L'homme blond releva la tête et jeta un coup d'œil autour de lui. Il était dans un petit café, où quelques personnes venaient boire un verre pour se décontracter. Bruce était assis à côté de lui à une table et lisait le journal de la région tandis que Johnny s'apprêtait à finir d'écrire ce qu'il voyait dans ses visions dans un petit cahier qu'il avait acheté une heure plus tôt. Il ne voulait pas garder ça pour lui vu qu'il ne pouvait pas changer ce qui allait arriver, en tout cas pas maintenant mais dans seize ans. En espérant qu'il ne meurt pas avant dans un bête accident ou à cause de la zone morte de son cerveau. Le "voyant" écrivit les dernière lignes, décrivant parfaitement ce qu'il avait vu et ce qu'il avait ressentit. Il fallait qu'il prévienne cette jeune femme du nom de « Max » du danger que représentait l'homme qui s'appelait White. Il ne savait pas pourquoi mais sentait au plus profond de soi que la mort de cette fille pouvait conduire à un désastre, à un changement radical de la vie des personnes sur Terre.
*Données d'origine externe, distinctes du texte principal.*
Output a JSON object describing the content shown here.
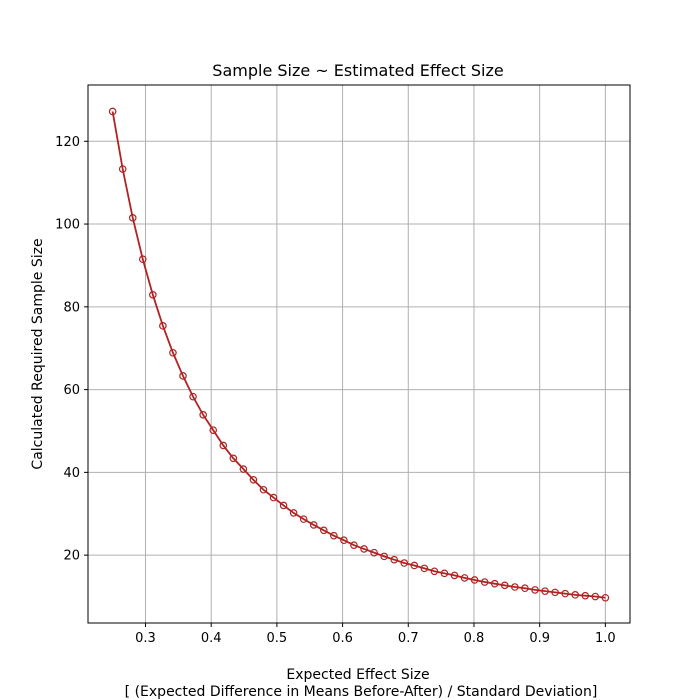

- Ca y est ? T'as fini ? s'enquit son ami noir.

- On peut y aller, je ne peux plus rien faire maintenant si ce n'est attendre que le jour où je dois la prévenir arrive.
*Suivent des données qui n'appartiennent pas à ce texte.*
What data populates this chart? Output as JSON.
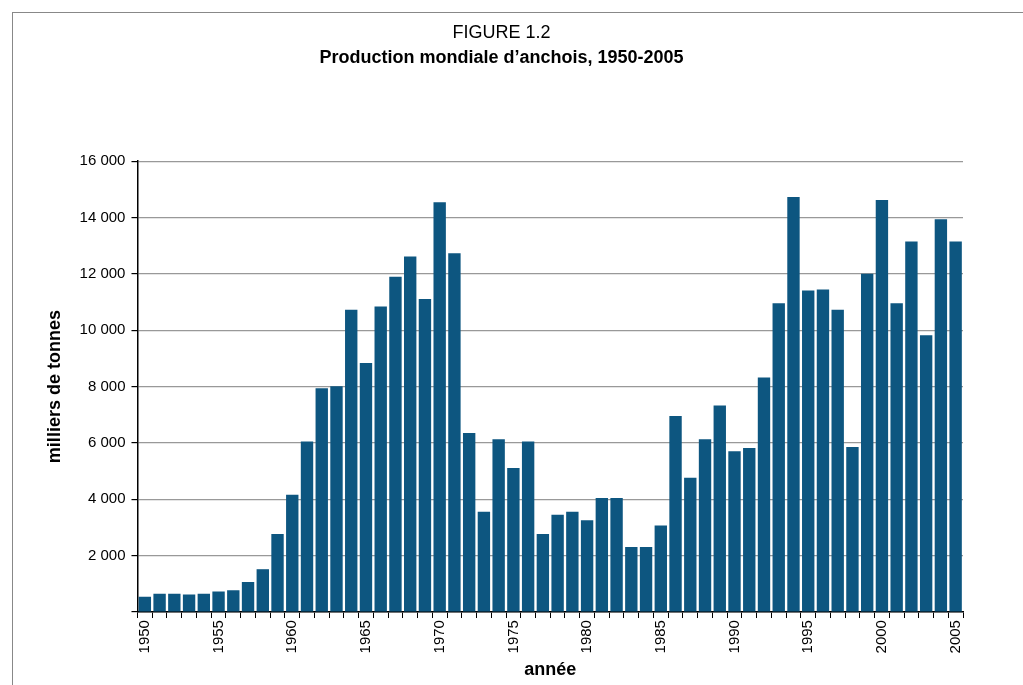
{
  "chart_data": {
    "type": "bar",
    "title": "FIGURE 1.2",
    "subtitle": "Production mondiale d’anchois, 1950-2005",
    "xlabel": "année",
    "ylabel": "milliers de tonnes",
    "categories": [
      "1950",
      null,
      null,
      null,
      null,
      "1955",
      null,
      null,
      null,
      null,
      "1960",
      null,
      null,
      null,
      null,
      "1965",
      null,
      null,
      null,
      null,
      "1970",
      null,
      null,
      null,
      null,
      "1975",
      null,
      null,
      null,
      null,
      "1980",
      null,
      null,
      null,
      null,
      "1985",
      null,
      null,
      null,
      null,
      "1990",
      null,
      null,
      null,
      null,
      "1995",
      null,
      null,
      null,
      null,
      "2000",
      null,
      null,
      null,
      null,
      "2005"
    ],
    "values": [
      540,
      650,
      650,
      620,
      650,
      730,
      770,
      1070,
      1520,
      2770,
      4160,
      6050,
      7940,
      8010,
      10730,
      8840,
      10840,
      11900,
      12620,
      11110,
      14540,
      12730,
      6350,
      3560,
      6130,
      5110,
      6050,
      2770,
      3450,
      3560,
      3260,
      4050,
      4050,
      2310,
      2310,
      3070,
      6960,
      4770,
      6130,
      7330,
      5710,
      5820,
      8320,
      10960,
      14730,
      11410,
      11450,
      10730,
      5860,
      12010,
      14620,
      10960,
      13150,
      9820,
      13940,
      13150
    ],
    "color": "#0d5680",
    "ylim": [
      0,
      16000
    ],
    "yticks": [
      {
        "value": 0,
        "label": null
      },
      {
        "value": 2000,
        "label": "2 000"
      },
      {
        "value": 4000,
        "label": "4 000"
      },
      {
        "value": 6000,
        "label": "6 000"
      },
      {
        "value": 8000,
        "label": "8 000"
      },
      {
        "value": 10000,
        "label": "10 000"
      },
      {
        "value": 12000,
        "label": "12 000"
      },
      {
        "value": 14000,
        "label": "14 000"
      },
      {
        "value": 16000,
        "label": "16 000"
      }
    ],
    "grid": "y"
  }
}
- Vivement qu'on prenne la route, je commence à en avoir ma claque de cette ville où il n'y a même pas de restaurants ni de cinémas.
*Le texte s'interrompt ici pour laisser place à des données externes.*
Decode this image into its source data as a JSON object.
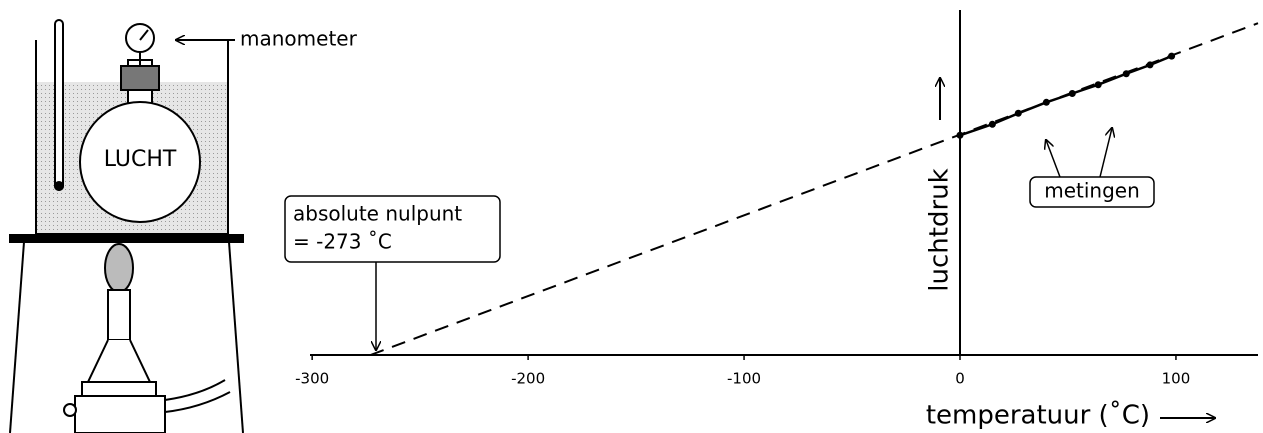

Johnny afficha un sourire à la remarque de son ami, referma son cahier, se leva de sa chaise alors que Bruce payait son café puis il sortirent.

***

Terminal City – Seattle

2020

Max regarda ses amis s'affairer : ils avaient réussi à vaincre White et sa petite armée de Familiers grâce à leur équipement plus sophistiqué que Sung avait réussi à dénicher Dieu seul le sait comment et grâce à leur désir de réussite. White allait être jugé par son propre tribunal, celui des Familiers les plus anciens pour son manque de rigueur et pour sa défaite. Elle ne savait pas vraiment s'il allait en rester là, sûrement que non mais ça n'avait plus d'importance, le fait d'avoir vu tous ses amis mourir avait encore plus renforcé son idée de prudence.

- J'ai reçu un coup de fil, je dois vous laisser, lança Johnny à son égard.

- Merci, rétorqua-t-elle en lui souriant.

Johnny fit de même avec Logan qui lui serra la main, ayant oublier un instant le don de l'homme et eut le regard vide durant une dizaine de secondes.

- Avec le temps vous guérirez, croyez moi, déclara-t-il après avoir retrouvé ses esprits.

Armé de sa canne et de son petit cahier, il repartit donc vers le Maine alors que Max et Logan analysaient ce qu'il venait de dire. Un espoir de guérison, un espoir d'être à nouveau tous les deux et sans barrière génétique.